Saloperie de Covid... Une grosse rature sur mon agenda - et oui, je suis de la vieille école qui note encore au crayon sur papier daté. IFB sont bien rayés de la carte cette semaine. Et donc, cette année.. Nous aurions dû, nous autres afficionados de cette compétition hors norme, pointer nos bouts de nez enfarinés, à peine réveillés, en ce mercredi matin des vacances de la toussaint. C'était devenu une habitude. Si bien, peut-être, qu'on ne mesurait plus notre chance, depuis quelques années, de n'avoir qu'à prendre le métro ou la bagnole pour voir toute la planète badminton débarquer dans notre jardin de Coubertin. Nous réchauffer d'un petit thé ou café dans la salle de la badminton expérience, toujours si froide mais aussi chaleureuse par ses retrouvailles quotidiennes d'une semaine seulement. Entendre les premiers volants et leur magnifique écho dans cette salle, volée au Hand des Qataris pour l'occasion. Voir que, même si tôt, les premiers fans sont là, le billet à la main, à faire la queue dans le froid automnale pour venir voir les stars - ou les copains-, venir en découdre.

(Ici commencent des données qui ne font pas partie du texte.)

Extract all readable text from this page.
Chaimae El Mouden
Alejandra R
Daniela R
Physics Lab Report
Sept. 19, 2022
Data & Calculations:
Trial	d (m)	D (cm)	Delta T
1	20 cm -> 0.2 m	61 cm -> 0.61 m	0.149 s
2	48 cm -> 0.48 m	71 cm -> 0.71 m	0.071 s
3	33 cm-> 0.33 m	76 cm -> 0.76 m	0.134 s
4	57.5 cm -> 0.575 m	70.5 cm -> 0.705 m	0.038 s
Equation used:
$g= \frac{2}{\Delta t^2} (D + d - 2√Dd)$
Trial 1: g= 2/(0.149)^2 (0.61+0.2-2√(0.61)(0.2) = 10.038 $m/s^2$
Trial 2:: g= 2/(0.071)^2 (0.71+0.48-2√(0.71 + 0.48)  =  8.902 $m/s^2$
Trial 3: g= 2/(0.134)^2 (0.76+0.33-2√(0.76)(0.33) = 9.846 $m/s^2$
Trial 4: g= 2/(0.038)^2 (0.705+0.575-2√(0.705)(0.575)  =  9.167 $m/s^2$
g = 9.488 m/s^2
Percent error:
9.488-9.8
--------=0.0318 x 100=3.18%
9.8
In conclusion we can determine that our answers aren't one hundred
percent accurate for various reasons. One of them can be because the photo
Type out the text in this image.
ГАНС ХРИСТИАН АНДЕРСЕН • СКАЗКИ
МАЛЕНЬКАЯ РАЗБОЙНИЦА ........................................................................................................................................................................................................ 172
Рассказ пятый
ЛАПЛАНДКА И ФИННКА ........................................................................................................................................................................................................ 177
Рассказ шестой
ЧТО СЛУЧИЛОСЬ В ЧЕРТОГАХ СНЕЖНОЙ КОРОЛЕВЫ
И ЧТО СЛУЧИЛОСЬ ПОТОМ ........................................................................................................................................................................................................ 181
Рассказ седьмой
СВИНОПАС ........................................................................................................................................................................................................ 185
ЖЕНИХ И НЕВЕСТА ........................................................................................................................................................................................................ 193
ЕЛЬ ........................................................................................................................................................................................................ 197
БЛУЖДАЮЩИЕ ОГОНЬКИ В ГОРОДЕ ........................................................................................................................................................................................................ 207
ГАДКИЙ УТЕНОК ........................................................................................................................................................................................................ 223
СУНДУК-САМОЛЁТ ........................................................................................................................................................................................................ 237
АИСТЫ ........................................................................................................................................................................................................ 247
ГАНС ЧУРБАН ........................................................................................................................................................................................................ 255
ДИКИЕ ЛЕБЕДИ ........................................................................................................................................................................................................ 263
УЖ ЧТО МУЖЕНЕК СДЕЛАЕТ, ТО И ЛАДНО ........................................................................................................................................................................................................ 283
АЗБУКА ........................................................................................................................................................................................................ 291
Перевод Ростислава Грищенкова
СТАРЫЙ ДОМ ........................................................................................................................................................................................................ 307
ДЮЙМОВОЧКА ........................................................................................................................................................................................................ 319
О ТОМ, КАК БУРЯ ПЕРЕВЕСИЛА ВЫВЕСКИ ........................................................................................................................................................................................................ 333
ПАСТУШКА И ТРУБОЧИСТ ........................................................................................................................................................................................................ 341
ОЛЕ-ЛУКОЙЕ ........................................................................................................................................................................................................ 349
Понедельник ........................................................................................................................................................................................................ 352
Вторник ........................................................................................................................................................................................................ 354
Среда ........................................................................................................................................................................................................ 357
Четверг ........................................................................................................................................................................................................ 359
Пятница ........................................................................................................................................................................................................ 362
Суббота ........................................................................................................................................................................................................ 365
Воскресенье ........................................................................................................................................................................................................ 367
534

Même les joueurs, la semaine dernière au Danemark, avaient souvent un gentil mot pour moi, en disant qu'ils étaient déçus de ne pouvoir venir en France, à Paris. Car eux, comme tous ceux qui gravitent dans la planète badminton, aiment ce tournoi. Une institution. Presque un Roland Garros du bad, même si le statut de Super 750 ne lui confère pas tout à fait celui de "Grand Chelem", réservé logiquement et traditionnellement au All England, à la Chine et a l'Indonésie. Dans le coeur des participants, il fait parti des tournois préférés, c'est sûr. Au détour d'une conversation avec l'un des officiels de la Fédération Internationale, aussi, j'entends comme le tournoi est apprécié aussi pour son professionnalisme. Son "savoir-faire". Et c'est vrai que Coubertin est devenu un fief du badminton international. Et que, à part des pissotières d'un autre âge aux odeurs toujours douteuses, on regrette presque tout de l'ambiance, de l'endroit, des sourires que l'on croise, comme tous ces visages familiers, que l'on ne voit finalement qu'une fois par an. Je me demande ce qu'une version "masquée" eut donné. Plus de bises dans les couloirs, plus de serrage de main. C'eût été tristounet, mais sans doute mieux que rien. Car, forcément, cette semaine, on se sent un peu cons, au bureau derrière notre ordi, après avoir passé une nuit presque normale, sans cernes ni mille choses qui nous trottent dans la tête pour tout ce que nous avions l'habitude de faire pendant ces quelques jours.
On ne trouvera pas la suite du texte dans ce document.